Faith always includes as an essential element the fact that it is shared with others. In the first place I have God to thank for the fact that I can believe, for God approaches me and so to speak “ignites” my faith. But on a practical level, I also have to thank my fellow human beings for my faith, those who believed before me and who believe with me. This “with”, without which there can be no personal faith, is the Church. And this Church does not stop at national borders, as we can see from the nationalities of the saints I mentioned earlier: Hungary, England, Ireland and Italy. Here we see the importance of spiritual exchange, which encompasses the entire universal Church. If we open ourselves up to the whole of the faith in all of history and the testimony given to it in the whole Church, then the Catholic faith also has a future as a public force in Germany. At the same time the saints that I mentioned show us the great fruitfulness of a holy life, of this radical love for God and neighbour. Saints, even if there are only a few of them, change the world.

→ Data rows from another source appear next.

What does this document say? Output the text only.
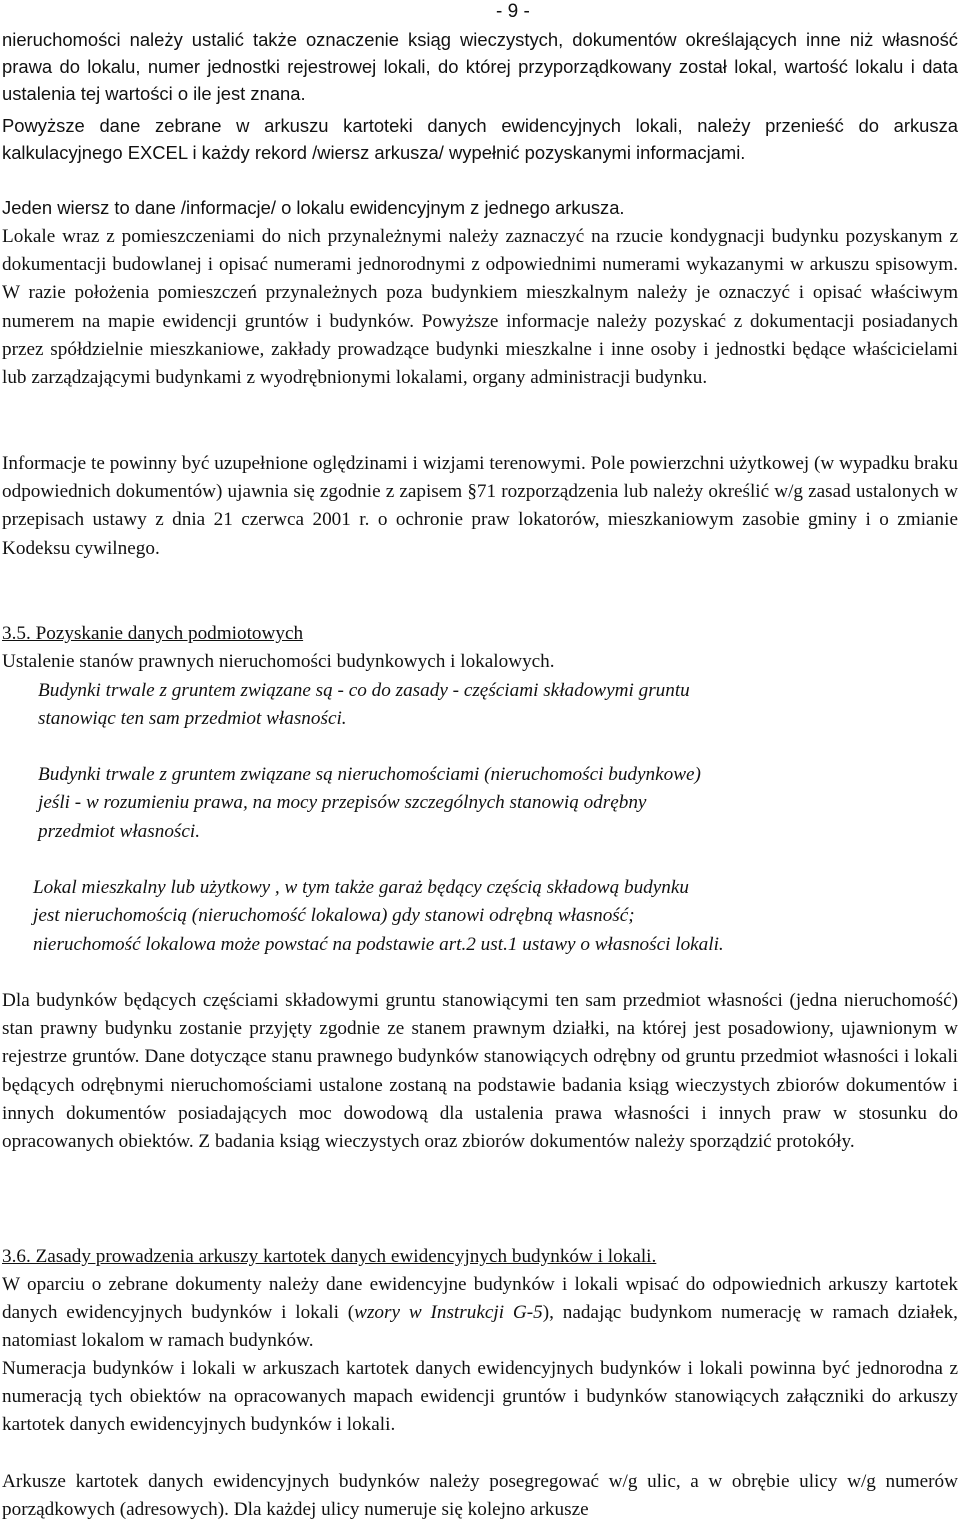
- 9 -

nieruchomości należy ustalić także oznaczenie ksiąg wieczystych, dokumentów określających inne niż własność prawa do lokalu, numer jednostki rejestrowej lokali, do której przyporządkowany został lokal, wartość lokalu i data ustalenia tej wartości o ile jest znana.

Powyższe dane zebrane w arkuszu kartoteki danych ewidencyjnych lokali, należy przenieść do arkusza kalkulacyjnego EXCEL i każdy rekord /wiersz arkusza/ wypełnić pozyskanymi informacjami.

Jeden wiersz to dane /informacje/ o lokalu ewidencyjnym z jednego arkusza.

Lokale wraz z pomieszczeniami do nich przynależnymi należy zaznaczyć na rzucie kondygnacji budynku pozyskanym z dokumentacji budowlanej i opisać numerami jednorodnymi z odpowiednimi numerami wykazanymi w arkuszu spisowym. W razie położenia pomieszczeń przynależnych poza budynkiem mieszkalnym należy je oznaczyć i opisać właściwym numerem na mapie ewidencji gruntów i budynków. Powyższe informacje należy pozyskać z dokumentacji posiadanych przez spółdzielnie mieszkaniowe, zakłady prowadzące budynki mieszkalne i inne osoby i jednostki będące właścicielami lub zarządzającymi budynkami z wyodrębnionymi lokalami, organy administracji budynku.

Informacje te powinny być uzupełnione oględzinami i wizjami terenowymi. Pole powierzchni użytkowej (w wypadku braku odpowiednich dokumentów) ujawnia się zgodnie z zapisem §71 rozporządzenia lub należy określić w/g zasad ustalonych w przepisach ustawy z dnia 21 czerwca 2001 r. o ochronie praw lokatorów, mieszkaniowym zasobie gminy i o zmianie Kodeksu cywilnego.

3.5. Pozyskanie danych podmiotowych

Ustalenie stanów prawnych nieruchomości budynkowych i lokalowych.

Budynki trwale z gruntem związane są - co do zasady - częściami składowymi gruntu
stanowiąc ten sam przedmiot własności.
Budynki trwale z gruntem związane są nieruchomościami (nieruchomości budynkowe)
jeśli - w rozumieniu prawa, na mocy przepisów szczególnych stanowią odrębny
przedmiot własności.
Lokal mieszkalny lub użytkowy , w tym także garaż będący częścią składową budynku
jest nieruchomością (nieruchomość lokalowa) gdy stanowi odrębną własność;
nieruchomość lokalowa może powstać na podstawie art.2 ust.1 ustawy o własności lokali.

Dla budynków będących częściami składowymi gruntu stanowiącymi ten sam przedmiot własności (jedna nieruchomość) stan prawny budynku zostanie przyjęty zgodnie ze stanem prawnym działki, na której jest posadowiony, ujawnionym w rejestrze gruntów. Dane dotyczące stanu prawnego budynków stanowiących odrębny od gruntu przedmiot własności i lokali będących odrębnymi nieruchomościami ustalone zostaną na podstawie badania ksiąg wieczystych zbiorów dokumentów i innych dokumentów posiadających moc dowodową dla ustalenia prawa własności i innych praw w stosunku do opracowanych obiektów. Z badania ksiąg wieczystych oraz zbiorów dokumentów należy sporządzić protokóły.

3.6. Zasady prowadzenia arkuszy kartotek danych ewidencyjnych budynków i lokali.

W oparciu o zebrane dokumenty należy dane ewidencyjne budynków i lokali wpisać do odpowiednich arkuszy kartotek danych ewidencyjnych budynków i lokali (wzory w Instrukcji G-5), nadając budynkom numerację w ramach działek, natomiast lokalom w ramach budynków.

Numeracja budynków i lokali w arkuszach kartotek danych ewidencyjnych budynków i lokali powinna być jednorodna z numeracją tych obiektów na opracowanych mapach ewidencji gruntów i budynków stanowiących załączniki do arkuszy kartotek danych ewidencyjnych budynków i lokali.

Arkusze kartotek danych ewidencyjnych budynków należy posegregować w/g ulic, a w obrębie ulicy w/g numerów porządkowych (adresowych). Dla każdej ulicy numeruje się kolejno arkusze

Thus the political changes that swept through your country in 1989 were motivated not just by the demand for prosperity and freedom of movement, but also decisively by the longing for truthfulness. This longing was kept awake partly through people completely dedicated to serving God and neighbour and ready to sacrifice their lives. They and the saints I mentioned before give us courage to make good use of this new situation. We have no wish to hide in a purely private faith, but we want to shape this hard-won freedom responsibly. Like Saints Kilian, Boniface, Adelar, Eoban and Elizabeth of Thuringia, we want to engage with our fellow citizens as Christians and to invite them to discover with us the fullness of the Good News. Then we will resemble the famous bell of the Cathedral of Erfurt, which bears the name “Gloriosa”, the “glorious”. It is thought to be the largest free-swinging medieval bell in the world. It is a living sign of our deep rootedness in the Christian tradition, but also a summons to set out upon the mission. It will ring out once more at the end of today’s solemn Mass. May it inspire us, after the example of the saints, to ensure that witness to Christ is both seen and heard in the world in which we live. Amen.